Ein Stück weit fehlt es aber an einer Kampagne für unab­hängige Beratung durch einen Makler. Wer sollte dies in Angriff nehmen?

Hier sprechen Sie einen wichtigen Punkt an. Wir im Bundesverband Deutscher Versicherungskaufleute denken gerade über eine Kampagne für unseren Berufsstand nach und ich bin überzeugt, dass es unter anderem auch Aufgabe der Verbände ist, den Makler als positiven Marktteilnehmer bzw. Berater zu präsentieren.

Nun hört man aus einigen Rich­tungen, dass es Risiken gibt, die nur (noch) sehr schwer absicherbar sind. Wie reagieren Sie auf solche Aussagen und verliert die Versicherungsbranche dadurch nicht sukzessive an Bedeutung für die Gesellschaft?

Tatsächlich benennen die Versicherer in einer geradezu auffälligen Übereinstimmung Jahr für Jahr neue Branchen, die sie insbesondere im Feuer-Industrie- oder im Elementarversicherungs- bereich nicht mehr versichern wollen.

Ein Vorstandsvorsitzender eines Versicherungskonzerns wollte mit mir ernsthaft eine Diskussion da­rüber führen, dass sich z. B. Galvanik-Betriebe in ihrem „Feuer-Buch“ untereinander selbst amortisieren und rentieren müssten, was natürlich völlig dem Versicherungsgedanken und dem Risikokollektiv widerspricht.

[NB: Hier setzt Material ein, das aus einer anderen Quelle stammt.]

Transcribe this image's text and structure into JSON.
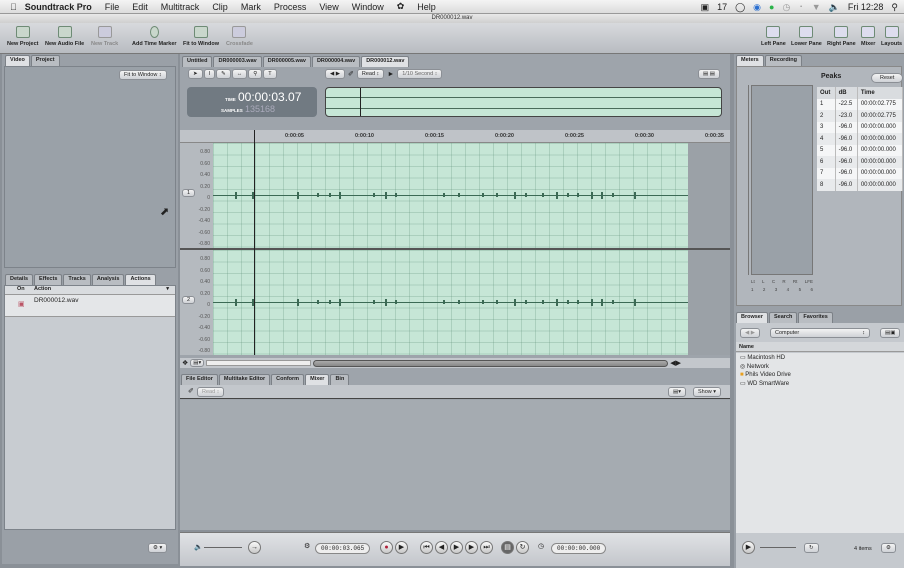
{
  "menubar": {
    "app": "Soundtrack Pro",
    "items": [
      "File",
      "Edit",
      "Multitrack",
      "Clip",
      "Mark",
      "Process",
      "View",
      "Window",
      "Script",
      "Help"
    ],
    "date_num": "17",
    "clock": "Fri 12:28"
  },
  "window_title": "DR000012.wav",
  "toolbar": {
    "left": [
      "New Project",
      "New Audio File",
      "New Track",
      "Add Time Marker",
      "Fit to Window",
      "Crossfade"
    ],
    "right": [
      "Left Pane",
      "Lower Pane",
      "Right Pane",
      "Mixer",
      "Layouts"
    ]
  },
  "left_panel": {
    "tabs": [
      "Video",
      "Project"
    ],
    "fit_select": "Fit to Window",
    "lower_tabs": [
      "Details",
      "Effects",
      "Tracks",
      "Analysis",
      "Actions"
    ],
    "actions_cols": [
      "On",
      "Action"
    ],
    "actions_rows": [
      "DR000012.wav"
    ]
  },
  "center": {
    "file_tabs": [
      "Untitled",
      "DR000003.wav",
      "DR000005.wav",
      "DR000004.wav",
      "DR000012.wav"
    ],
    "automation_mode": "Read",
    "snap": "1/10 Second",
    "time_label": "TIME",
    "timecode": "00:00:03.07",
    "sample_label": "SAMPLES",
    "samples": "135168",
    "ruler": [
      "0:00:05",
      "0:00:10",
      "0:00:15",
      "0:00:20",
      "0:00:25",
      "0:00:30",
      "0:00:35"
    ],
    "axis": [
      "0.80",
      "0.60",
      "0.40",
      "0.20",
      "0",
      "-0.20",
      "-0.40",
      "-0.60",
      "-0.80"
    ],
    "tracks": [
      "1",
      "2"
    ],
    "lower_tabs": [
      "File Editor",
      "Multitake Editor",
      "Conform",
      "Mixer",
      "Bin"
    ],
    "lower_mode": "Read",
    "show": "Show"
  },
  "transport": {
    "playhead": "00:00:03.065",
    "duration": "00:00:00.000"
  },
  "right_panel": {
    "tabs": [
      "Meters",
      "Recording"
    ],
    "peaks_title": "Peaks",
    "reset": "Reset",
    "peaks_cols": [
      "Out",
      "dB",
      "Time"
    ],
    "peaks": [
      [
        "1",
        "-22.5",
        "00:00:02.775"
      ],
      [
        "2",
        "-23.0",
        "00:00:02.775"
      ],
      [
        "3",
        "-96.0",
        "00:00:00.000"
      ],
      [
        "4",
        "-96.0",
        "00:00:00.000"
      ],
      [
        "5",
        "-96.0",
        "00:00:00.000"
      ],
      [
        "6",
        "-96.0",
        "00:00:00.000"
      ],
      [
        "7",
        "-96.0",
        "00:00:00.000"
      ],
      [
        "8",
        "-96.0",
        "00:00:00.000"
      ]
    ],
    "meter_labels": [
      "Lt",
      "L",
      "C",
      "R",
      "Rt",
      "LFE"
    ],
    "meter_nums": [
      "1",
      "2",
      "3",
      "4",
      "5",
      "6"
    ],
    "browser_tabs": [
      "Browser",
      "Search",
      "Favorites"
    ],
    "location": "Computer",
    "name_col": "Name",
    "items": [
      "Macintosh HD",
      "Network",
      "Phils Video Drive",
      "WD SmartWare"
    ],
    "count": "4 items"
  }
}
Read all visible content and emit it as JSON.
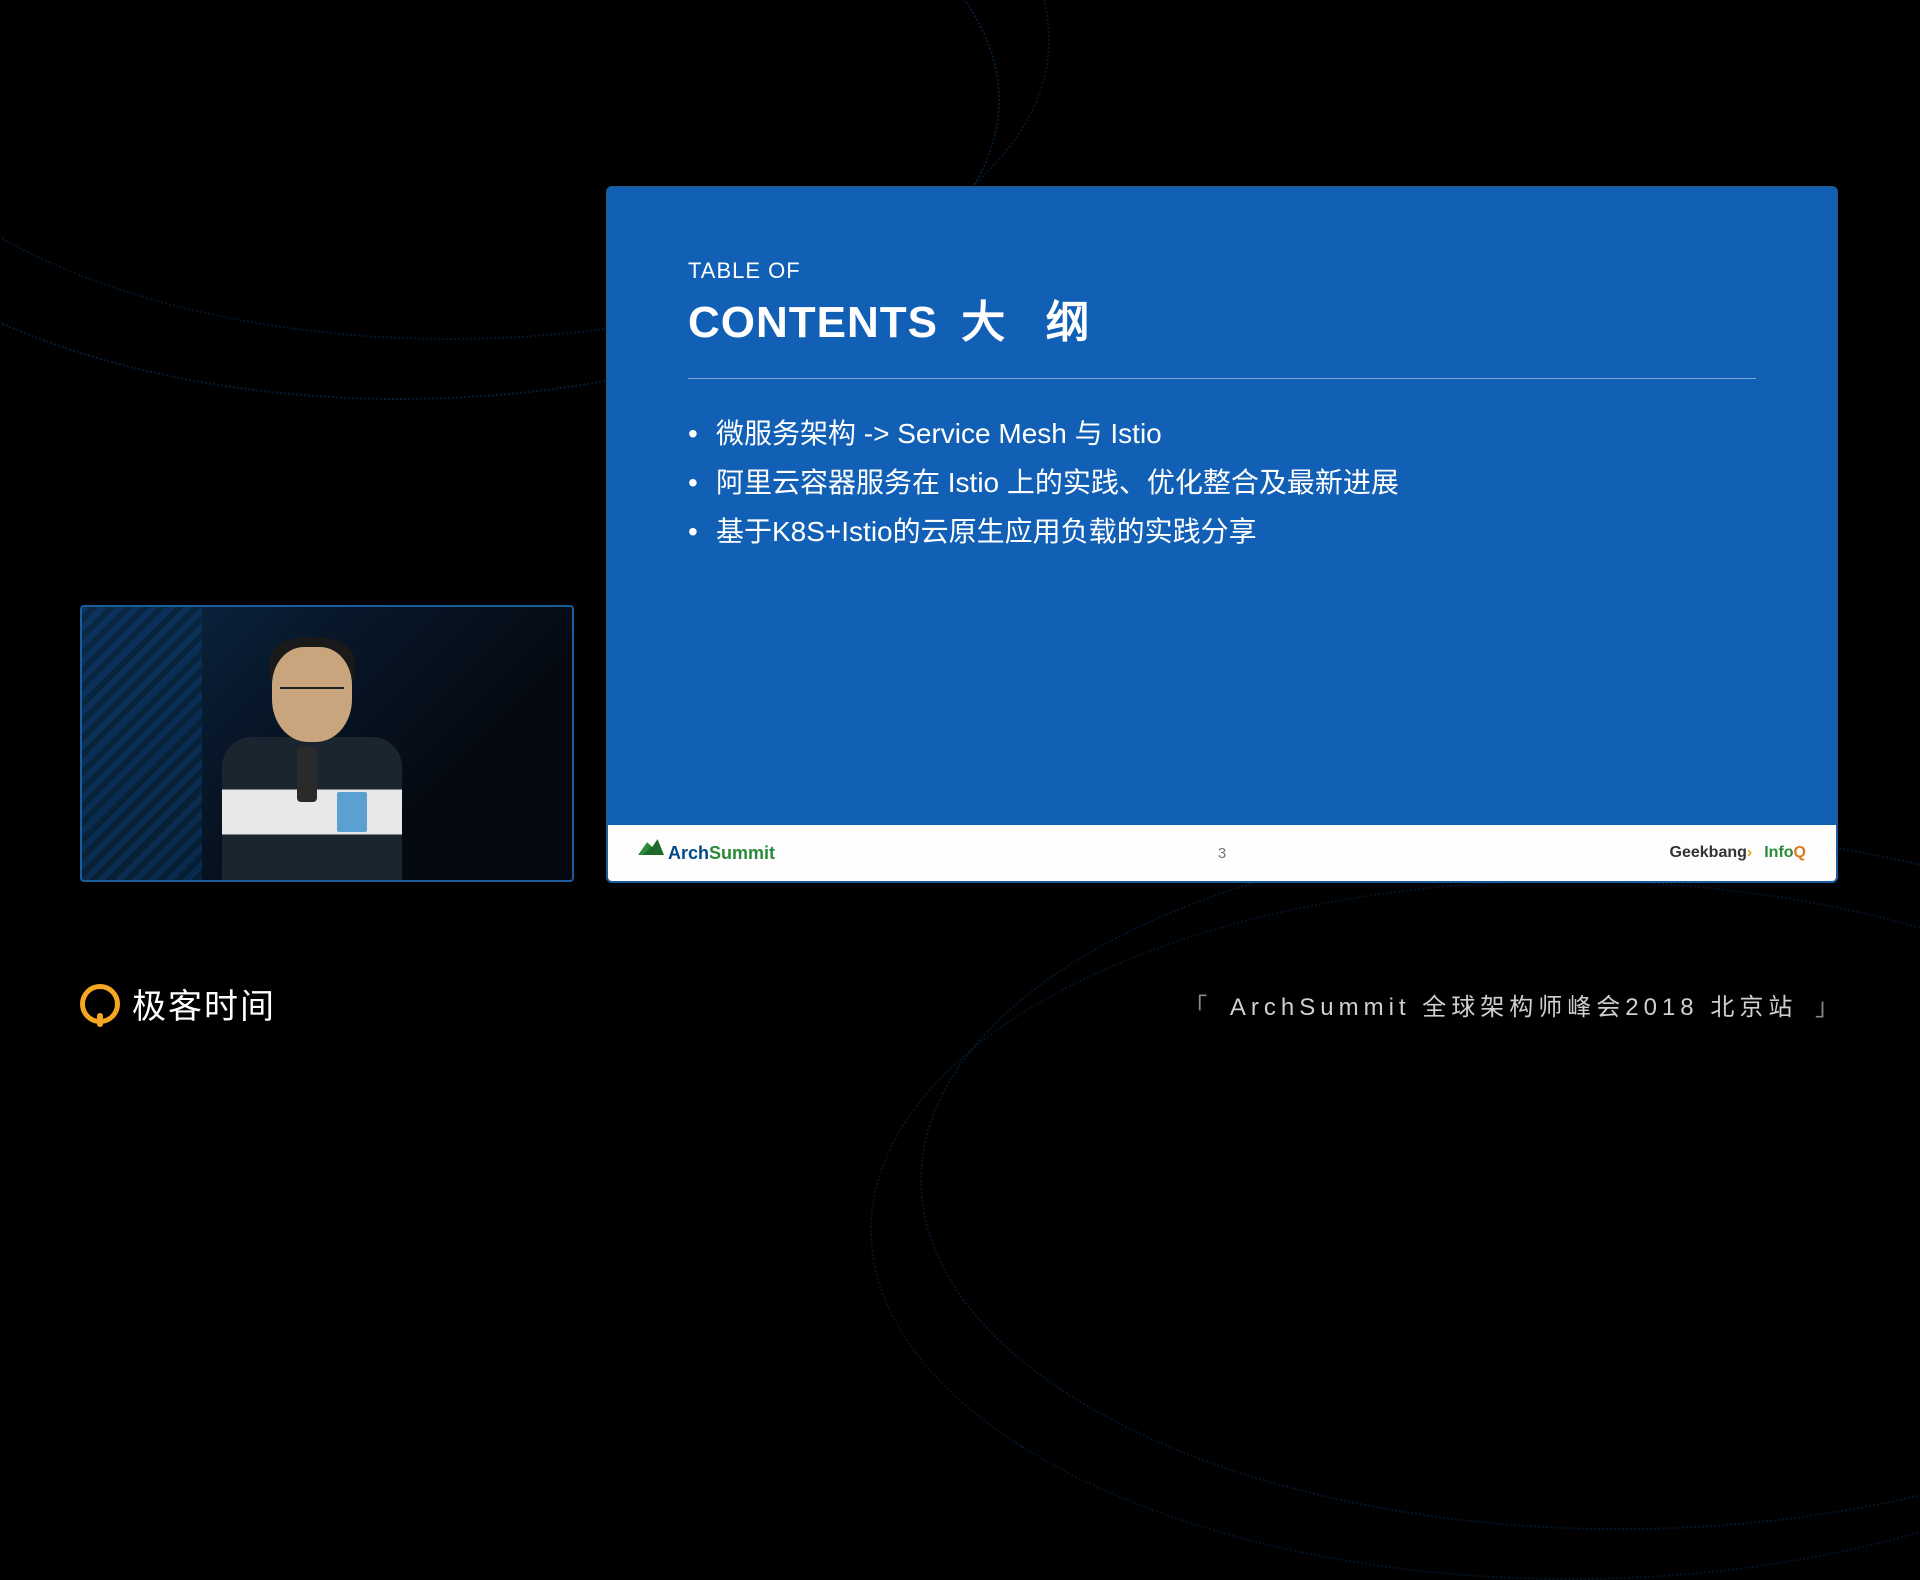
{
  "slide": {
    "table_of": "TABLE OF",
    "title_en": "CONTENTS",
    "title_zh": "大 纲",
    "bullets": [
      "微服务架构 -> Service Mesh 与 Istio",
      "阿里云容器服务在 Istio 上的实践、优化整合及最新进展",
      "基于K8S+Istio的云原生应用负载的实践分享"
    ],
    "footer": {
      "logo_arch": "Arch",
      "logo_summit": "Summit",
      "page_number": "3",
      "geekbang": "Geekbang",
      "infoq_pre": "Info",
      "infoq_q": "Q"
    }
  },
  "brand": {
    "name": "极客时间"
  },
  "event": {
    "bracket_open": "「",
    "label": "ArchSummit 全球架构师峰会2018 北京站",
    "bracket_close": "」"
  }
}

Es ist die Pflicht und Aufgabe der Versicherungskonzerne, allen seriösen Berufen, Branchen und Risiken Versicherungsschutz zu bieten, da gerade im Feuer-Industrie-Bereich und hier wiederum gerade in dem die Bundesrepublik Deutschland tragenden Mittelstand eine eigene Risikotragung überhaupt nicht zugemutet werden kann. Es ist ja auch allgemein bekannt, dass zwischenzeitlich Versicherungs­gesellschaften auf Landes- oder Bundesebene schon einmal von der Politik zu Gesprächen eingeladen werden, in denen sie an ihre Aufgabe im Versicherungsmarkt dezent erinnert werden. Rosinenpickerei bei Risiken führt mittelfristig zu desaströsen betriebswirtschaftlichen Auswirkungen bei den Kunden­unter­nehmen und ich habe bestes Verständnis dafür, dass risikogefährdete Objekte z. B. im Brandschutz auch ausreichend abgesichert werden müssen, aber das generelle Ablehnen von ganzen Branchen und unabhängig vom Brandschutz ist völlig inakzeptabel.

Aufgrund der Größenordnung unserer Gruppe kann ich allerdings auch berichten, dass wir in den letzten drei Jahren kein einziges Risiko, welches wir tatsächlich platzieren wollten, am deutschen Markt nicht platziert haben. Es kann aber nicht sein, dass dieses Privileg wenigen Großmaklern zur Verfügung steht und die Masse der Kunden, die wiederum von der Vielzahl der Maklerinnen und Makler in Deutschland betreut werden, nicht in den „Genuss“ dieser politischen Situation kommen, weil sie eben nicht über eine entsprechende Macht gegenüber den Versicherungskonzernen verfügen.

Was würden Sie sich als Makler von den Versicherern denn am dringendsten wünschen?

Wichtigste Aufgabe der Versicherer ist, die Belegschaften wieder zurück ins Büro zu holen. Das Home-Office hat gerade in der Versicherungswirtschaft zu den negativsten Folgen in Bezug auf Erreichbarkeit und Zuverlässigkeit der Ansprechpartner auf Versichererseite geführt. An schönen Tagen existiert ab mittags die deutsche Versichererlandschaft nicht mehr, weil die Masse der Belegschaft sich mit den Kindern im Freibad befindet, und dann erreicht man eben keine Ansprechpartner mehr. Insgesamt ist die Produktivität aufseiten der Versicherer aufgrund des Home-Office rückläufig, wobei es eine ganze Reihe von Mitarbeiterinnen und Mitarbeitern auf Versichererseite gibt, die intrinsisch motiviert und hochengagiert und bis an die Belastungsgrenze arbeiten. Die Versicherungswirtschaft hat nach der IT-Branche und noch vor dem Marketing die zweithöchste Home-­Office-Quote in Deutschland und das lässt sich mit einem Unternehmenszweck, der persönliche Dienstleistungen gegenüber Endkunden verspricht, schlicht nicht vereinbaren.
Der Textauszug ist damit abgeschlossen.